Tribute to the ‘dean of the screen’: man who invented motion picture animation

A look back at how J Stuart Blackton invented film animation  

amongst the father’s of early cinema are the well known group comprising the Lumiere Brothers, W D Griffith, Erich Von Stroheim, Charlie Chaplin. Yet one who is not so well known yet had as great an influence on the development of cinema is Blackton, creator of the hugely successful Humourous phases of funny faces:

This is one of the first animated films after Charles Emile Reynaud’s.  In the film, Blackton draws two comic characters on a blackboard using chalk, they appear to move and engage in playful antics. Although the film uses mostly live action instead of animation it had a great influence on later animated films.

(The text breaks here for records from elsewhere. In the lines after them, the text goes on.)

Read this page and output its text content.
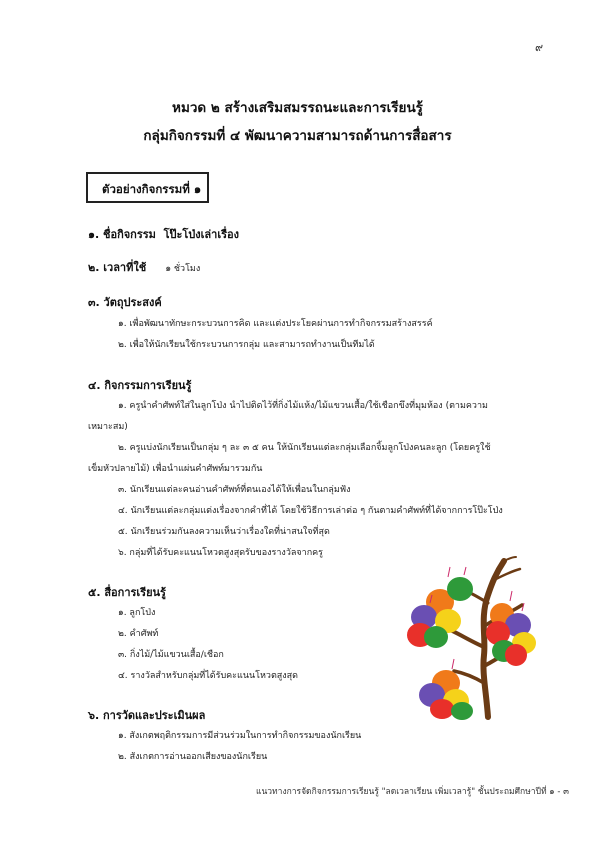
๙
หมวด ๒ สร้างเสริมสมรรถนะและการเรียนรู้
กลุ่มกิจกรรมที่ ๔ พัฒนาความสามารถด้านการสื่อสาร
ตัวอย่างกิจกรรมที่ ๑
๑. ชื่อกิจกรรม โป๊ะโป่งเล่าเรื่อง
๒. เวลาที่ใช้ ๑ ชั่วโมง
๓. วัตถุประสงค์
๑. เพื่อพัฒนาทักษะกระบวนการคิด และแต่งประโยคผ่านการทำกิจกรรมสร้างสรรค์
๒. เพื่อให้นักเรียนใช้กระบวนการกลุ่ม และสามารถทำงานเป็นทีมได้
๔. กิจกรรมการเรียนรู้
๑. ครูนำคำศัพท์ใส่ในลูกโป่ง นำไปติดไว้ที่กิ่งไม้แห้ง/ไม้แขวนเสื้อ/ใช้เชือกขึงที่มุมห้อง (ตามความ
เหมาะสม)
๒. ครูแบ่งนักเรียนเป็นกลุ่ม ๆ ละ ๓ ๕ คน ให้นักเรียนแต่ละกลุ่มเลือกจิ้มลูกโป่งคนละลูก (โดยครูใช้
เข็มหัวปลายไม้) เพื่อนำแผ่นคำศัพท์มารวมกัน
๓. นักเรียนแต่ละคนอ่านคำศัพท์ที่ตนเองได้ให้เพื่อนในกลุ่มฟัง
๔. นักเรียนแต่ละกลุ่มแต่งเรื่องจากคำที่ได้ โดยใช้วิธีการเล่าต่อ ๆ กันตามคำศัพท์ที่ได้จากการโป๊ะโป่ง
๕. นักเรียนร่วมกันลงความเห็นว่าเรื่องใดที่น่าสนใจที่สุด
๖. กลุ่มที่ได้รับคะแนนโหวตสูงสุดรับของรางวัลจากครู
๕. สื่อการเรียนรู้
๑. ลูกโป่ง
๒. คำศัพท์
๓. กิ่งไม้/ไม้แขวนเสื้อ/เชือก
๔. รางวัลสำหรับกลุ่มที่ได้รับคะแนนโหวตสูงสุด
๖. การวัดและประเมินผล
๑. สังเกตพฤติกรรมการมีส่วนร่วมในการทำกิจกรรมของนักเรียน
๒. สังเกตการอ่านออกเสียงของนักเรียน
แนวทางการจัดกิจกรรมการเรียนรู้ "ลดเวลาเรียน เพิ่มเวลารู้" ชั้นประถมศึกษาปีที่ ๑ - ๓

Next was “The Haunted Hotel” (1907), another Vitagraph short directed by Blackton. The “Haunted Hotel” was mostly live-action, about a tourist spending the night in an inn run by invisible spirits. Most of the effects are also live-action (wires and such), but one scene of a dinner making itself was done using stop-motion, and was presented in a tight close-up that allowed budding animators to study it for technique.

As well as these early efforts Blackton produced countless films of early cinema, including the first adaptation of Romeo and Juliet. Of the 167 films listed on the imdb website, these are the most worthy of attention are: 

Raffles, The Life of Moses, The Battle Cry of Peace, Womanhood, The Glorious Adventure (in Prizmacolour), On the banks of the Wabash, The Clean Heart, The Beloved Brute, Gypsy Cavalier, Tides of Passion, Bride of the Storm and The Happy Warrior.